Aux termes de l’article L 341-4 du code de la sécurité sociale, en vue de la détermination du montant de la pension, les invalides sont classés comme suit :
1°) invalides capables d’exercer une activité rémunérée ;
2°) invalides absolument incapables d’exercer une profession quelconque ;
3°) invalides qui, étant absolument incapables d’exercer une profession, sont, en outre, dans l’obligation d’avoir recours à l’assistance d’une tierce personne pour effectuer les actes ordinaires de la vie.
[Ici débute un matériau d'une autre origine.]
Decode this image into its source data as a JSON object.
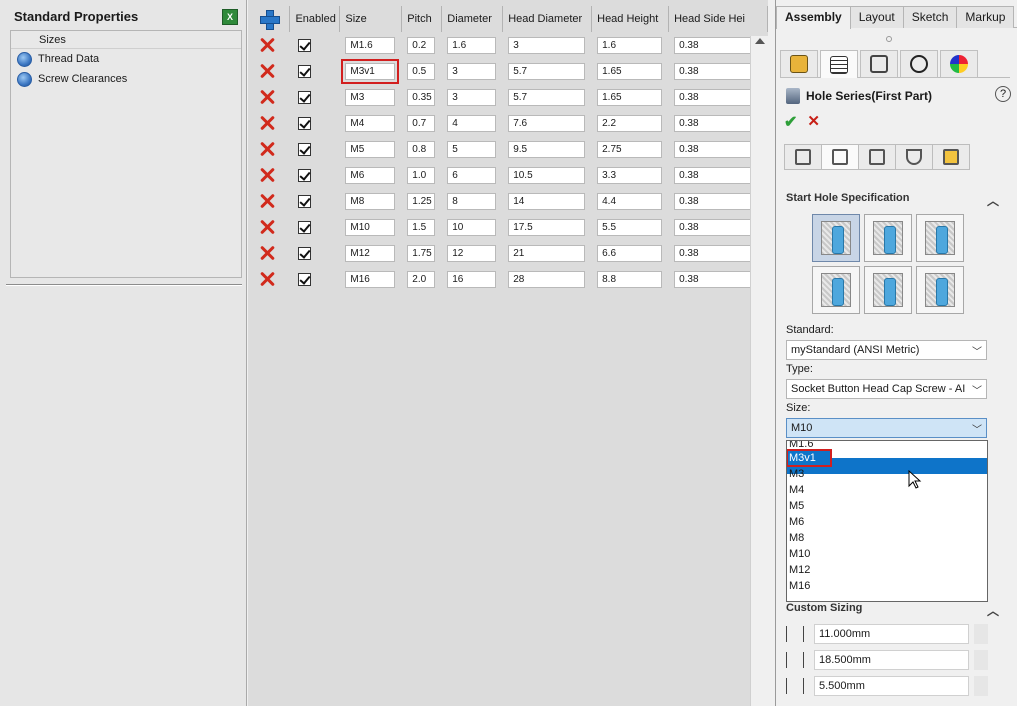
{
  "left": {
    "title": "Standard Properties",
    "excel_icon": "excel-export-icon",
    "tree_header": "Sizes",
    "items": [
      "Thread Data",
      "Screw Clearances"
    ]
  },
  "table": {
    "columns": [
      "Enabled",
      "Size",
      "Pitch",
      "Diameter",
      "Head Diameter",
      "Head Height",
      "Head Side Hei"
    ],
    "rows": [
      {
        "size": "M1.6",
        "pitch": "0.2",
        "diameter": "1.6",
        "head_diameter": "3",
        "head_height": "1.6",
        "head_side": "0.38"
      },
      {
        "size": "M3v1",
        "pitch": "0.5",
        "diameter": "3",
        "head_diameter": "5.7",
        "head_height": "1.65",
        "head_side": "0.38"
      },
      {
        "size": "M3",
        "pitch": "0.35",
        "diameter": "3",
        "head_diameter": "5.7",
        "head_height": "1.65",
        "head_side": "0.38"
      },
      {
        "size": "M4",
        "pitch": "0.7",
        "diameter": "4",
        "head_diameter": "7.6",
        "head_height": "2.2",
        "head_side": "0.38"
      },
      {
        "size": "M5",
        "pitch": "0.8",
        "diameter": "5",
        "head_diameter": "9.5",
        "head_height": "2.75",
        "head_side": "0.38"
      },
      {
        "size": "M6",
        "pitch": "1.0",
        "diameter": "6",
        "head_diameter": "10.5",
        "head_height": "3.3",
        "head_side": "0.38"
      },
      {
        "size": "M8",
        "pitch": "1.25",
        "diameter": "8",
        "head_diameter": "14",
        "head_height": "4.4",
        "head_side": "0.38"
      },
      {
        "size": "M10",
        "pitch": "1.5",
        "diameter": "10",
        "head_diameter": "17.5",
        "head_height": "5.5",
        "head_side": "0.38"
      },
      {
        "size": "M12",
        "pitch": "1.75",
        "diameter": "12",
        "head_diameter": "21",
        "head_height": "6.6",
        "head_side": "0.38"
      },
      {
        "size": "M16",
        "pitch": "2.0",
        "diameter": "16",
        "head_diameter": "28",
        "head_height": "8.8",
        "head_side": "0.38"
      }
    ]
  },
  "right": {
    "tabs": [
      "Assembly",
      "Layout",
      "Sketch",
      "Markup"
    ],
    "pm_title": "Hole Series(First Part)",
    "help": "?",
    "ok": "✔",
    "cancel": "✕",
    "section_start": "Start Hole Specification",
    "standard_label": "Standard:",
    "standard_value": "myStandard (ANSI Metric)",
    "type_label": "Type:",
    "type_value": "Socket Button Head Cap Screw - AI",
    "size_label": "Size:",
    "size_value": "M10",
    "size_options": [
      "M1.6",
      "M3v1",
      "M3",
      "M4",
      "M5",
      "M6",
      "M8",
      "M10",
      "M12",
      "M16"
    ],
    "custom_sizing_label": "Custom Sizing",
    "dims": [
      "11.000mm",
      "18.500mm",
      "5.500mm"
    ]
  }
}
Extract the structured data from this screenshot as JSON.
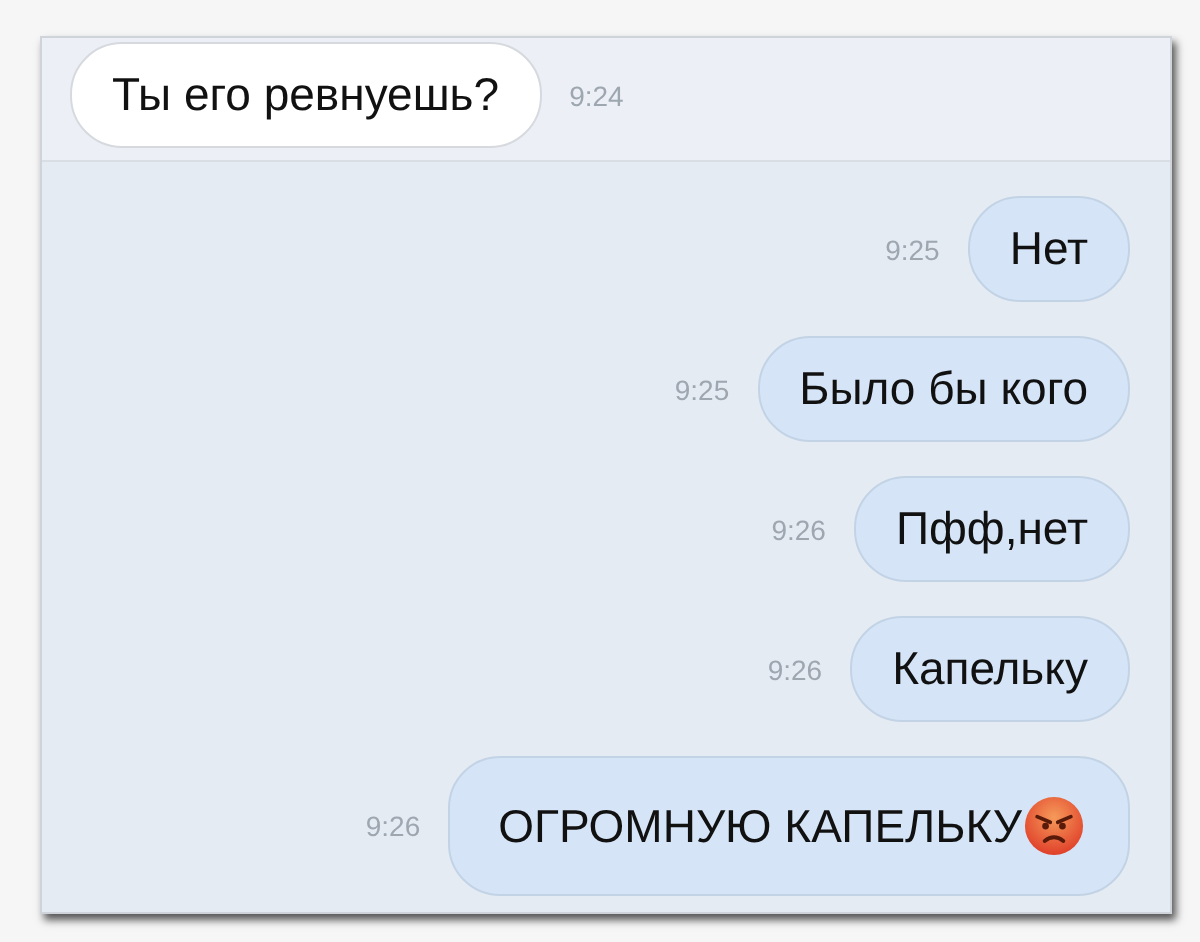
{
  "messages": [
    {
      "kind": "incoming",
      "text": "Ты его ревнуешь?",
      "time": "9:24"
    },
    {
      "kind": "outgoing",
      "text": "Нет",
      "time": "9:25"
    },
    {
      "kind": "outgoing",
      "text": "Было бы кого",
      "time": "9:25"
    },
    {
      "kind": "outgoing",
      "text": "Пфф,нет",
      "time": "9:26"
    },
    {
      "kind": "outgoing",
      "text": "Капельку",
      "time": "9:26"
    },
    {
      "kind": "angry",
      "text": "ОГРОМНУЮ КАПЕЛЬКУ",
      "time": "9:26"
    }
  ]
}
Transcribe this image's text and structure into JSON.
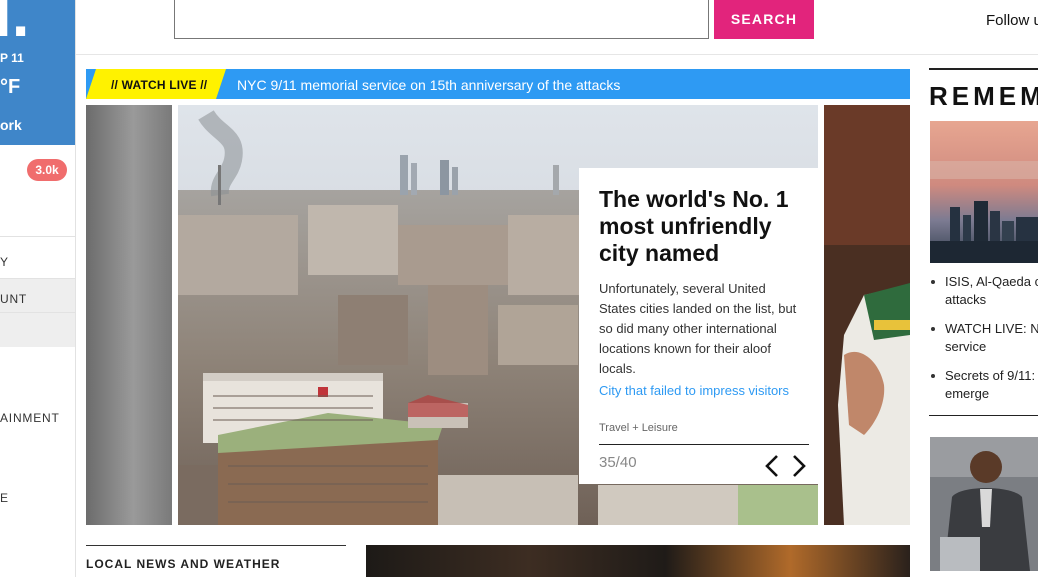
{
  "sidebar": {
    "logo_mark": "l.",
    "date": "P 11",
    "temp": "°F",
    "city": "ork",
    "count_badge": "3.0k",
    "nav": [
      "Y",
      "UNT",
      "",
      "AINMENT",
      "E"
    ]
  },
  "header": {
    "search_value": "",
    "search_button": "SEARCH",
    "follow": "Follow u"
  },
  "live_banner": {
    "tag": "// WATCH LIVE //",
    "headline": "NYC 9/11 memorial service on 15th anniversary of the attacks",
    "tag_color": "#fff200",
    "banner_color": "#2e9af3"
  },
  "carousel": {
    "title": "The world's No. 1 most unfriendly city named",
    "description": "Unfortunately, several United States cities landed on the list, but so did many other international locations known for their aloof locals.",
    "link": "City that failed to impress visitors",
    "source": "Travel + Leisure",
    "pager": "35/40",
    "prev_icon": "chevron-left-icon",
    "next_icon": "chevron-right-icon"
  },
  "local_news": {
    "heading": "LOCAL NEWS AND WEATHER"
  },
  "rail": {
    "heading": "REMEMB",
    "items": [
      {
        "line1": "ISIS, Al-Qaeda c",
        "line2": "attacks"
      },
      {
        "line1": "WATCH LIVE: N",
        "line2": "service"
      },
      {
        "line1": "Secrets of 9/11:",
        "line2": "emerge"
      }
    ]
  },
  "colors": {
    "accent_pink": "#e2247c",
    "brand_blue": "#3f86c9",
    "link_blue": "#2e9af3",
    "badge_red": "#f06d6d"
  }
}
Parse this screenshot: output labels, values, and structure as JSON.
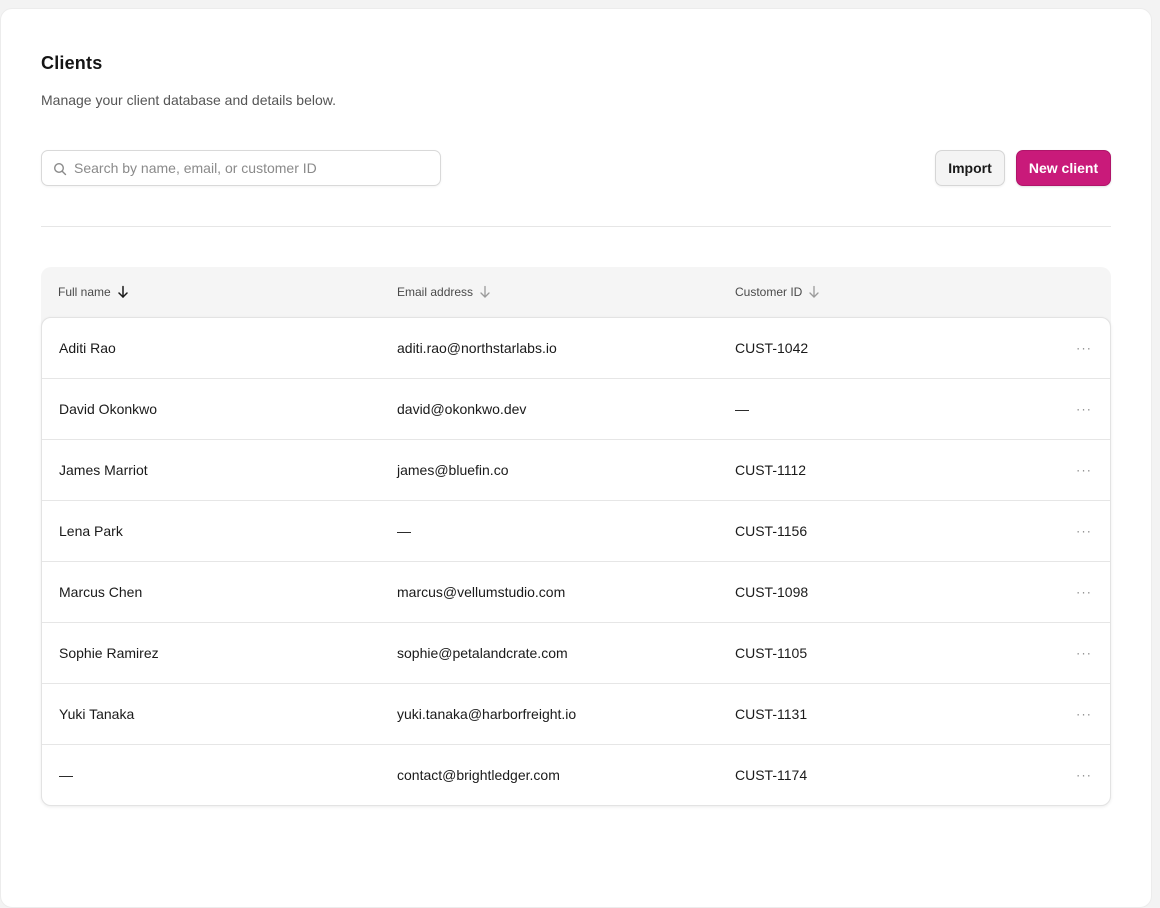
{
  "header": {
    "title": "Clients",
    "subtitle": "Manage your client database and details below."
  },
  "search": {
    "placeholder": "Search by name, email, or customer ID",
    "value": ""
  },
  "actions": {
    "import_label": "Import",
    "new_label": "New client"
  },
  "table": {
    "columns": [
      {
        "label": "Full name",
        "sort": "active-desc"
      },
      {
        "label": "Email address",
        "sort": "inactive"
      },
      {
        "label": "Customer ID",
        "sort": "inactive"
      }
    ],
    "rows": [
      {
        "name": "Aditi Rao",
        "email": "aditi.rao@northstarlabs.io",
        "customer_id": "CUST-1042"
      },
      {
        "name": "David Okonkwo",
        "email": "david@okonkwo.dev",
        "customer_id": "—"
      },
      {
        "name": "James Marriot",
        "email": "james@bluefin.co",
        "customer_id": "CUST-1112"
      },
      {
        "name": "Lena Park",
        "email": "—",
        "customer_id": "CUST-1156"
      },
      {
        "name": "Marcus Chen",
        "email": "marcus@vellumstudio.com",
        "customer_id": "CUST-1098"
      },
      {
        "name": "Sophie Ramirez",
        "email": "sophie@petalandcrate.com",
        "customer_id": "CUST-1105"
      },
      {
        "name": "Yuki Tanaka",
        "email": "yuki.tanaka@harborfreight.io",
        "customer_id": "CUST-1131"
      },
      {
        "name": "—",
        "email": "contact@brightledger.com",
        "customer_id": "CUST-1174"
      }
    ],
    "row_menu_label": "···"
  },
  "colors": {
    "accent": "#c91a7a",
    "text": "#1a1a1a",
    "muted": "#555555"
  },
  "icons": {
    "search": "search-icon",
    "sort_active": "arrow-down-icon",
    "sort_inactive": "arrow-down-icon",
    "row_menu": "more-horizontal-icon"
  }
}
Monsieur [A] [T] soutient que sa situation médicale nécessitait un classement en invalidité catégorie 2. Il indique qu’il souffrait en 2016 d’une ostéonécrose, qu’il a subi en juin 2016, mai 2017 et mai 2018 diverses opérations chirurgicales et que son état continue à se dégrader, de telle sorte qu’il se bat quotidiennement contre une fibromyalgie et un état dépressif sévère. Il verse à l’appui de ses dires de nombreux documents médicaux justifiant de sa pathologie et de son suivi médical entre 2016 et 2019. Il fait valoir qu’il ne peut plus reprendre une activité professionnelle dans le bâtiment en raison de ses pathologies, qu’il bénéficie de la reconnaissance de la qualité de travailleur handicapé depuis le 8 décembre 2016, que ses aptitudes et sa qualification professionnelle ne lui permettent pas d’envisager un reclassement sur un poste différent de celui qu’il occupait auparavant et qu’il est donc incapable d’exercer une activité professionnelle quelconque depuis 2016.
En réponse, la CPAM de l’Hérault fait valoir que l’état d’invalidité de monsieur [T] doit être évalué à la date de la demande soit le 2 septembre 2017, toute aggravation postérieure à cette date ne pouvant pas être pris en considération, tout comme les documents médicaux versés aux débats par monsieur [T] et postérieurs à cette date. Elle ajoute que monsieur [T] ne produit aucun élément supplémentaire permettant de requalifier la catégorie d’invalidité attribuée au 1er novembre 2017 et indique que les critères d’appréciation d’une invalidité ne sont pas les mêmes que ceux utilisés par la commission des droits et de l’autonomie des personnes handicapés.
En l’espèce, il résulte des pièces versés aux débats que le docteur [I] [K], médecin conseil de la caisse, a, dans son rapport en date du 23 août 2017, conclu à « une invalidité de catégorie 1 par réduction de la capacité de gain supérieure ou égale à 2/3 stabilisation ou consolidation (AF admission) du 1er novembre 2017 «. Les conclusions médicales établies par le docteur [D] après examen clinique de monsieur [T] le 5 novembre 2019, confirment les conclusions du médecin conseil de la caisse quant au classement en invalidité catégorie 1 puisque le docteur [D], après avoir indiqué que la marche et les amplitudes étaient normales et que le résultat fonctionnel était bon, a déclaré monsieur [T]
« apte à une activité à temps partiel «.
Il résulte par ailleurs des pièces versées aux débats par la caisse et notamment du relevé de carrière et du relevé de situation pôle emploi de monsieur [T], que ce dernier a repris une activité professionnelle du 5 novembre 2018 au 7 mai 2019 au sein de la société BEC Construction Languedoc Roussillon, et qu’il a repris une activité réduite du 1er mars 2024 au 30 avril 2024, puis du 1er au 16 juin 2024 .
Dès lors, monsieur [T] ne démontrant pas qu’à la date du 1er novembre 2017, il souffrait d’un handicap nécessitant un classement en invalidité catégorie 2 (invalides absolument incapables d’exercer une profession quelconque), il convient de le débouter de l’intégrité de ses demandes et de confirmer le jugement entrepris.
Succombant, monsieur [A] [T] supportera la charge des dépens.
PAR CES MOTIFS
LA COUR,
CONFIRME le jugement du pôle social du tribunal de grande instance de Montpellier rendu le 28 novembre 2019 en toutes ses dispositions
Déboute monsieur [A] [T] de l’intégralité de ses demandes
Y ajoutant,
CONDAMNE monsieur [A] [T] aux entiers dépens de première instance et d’appel.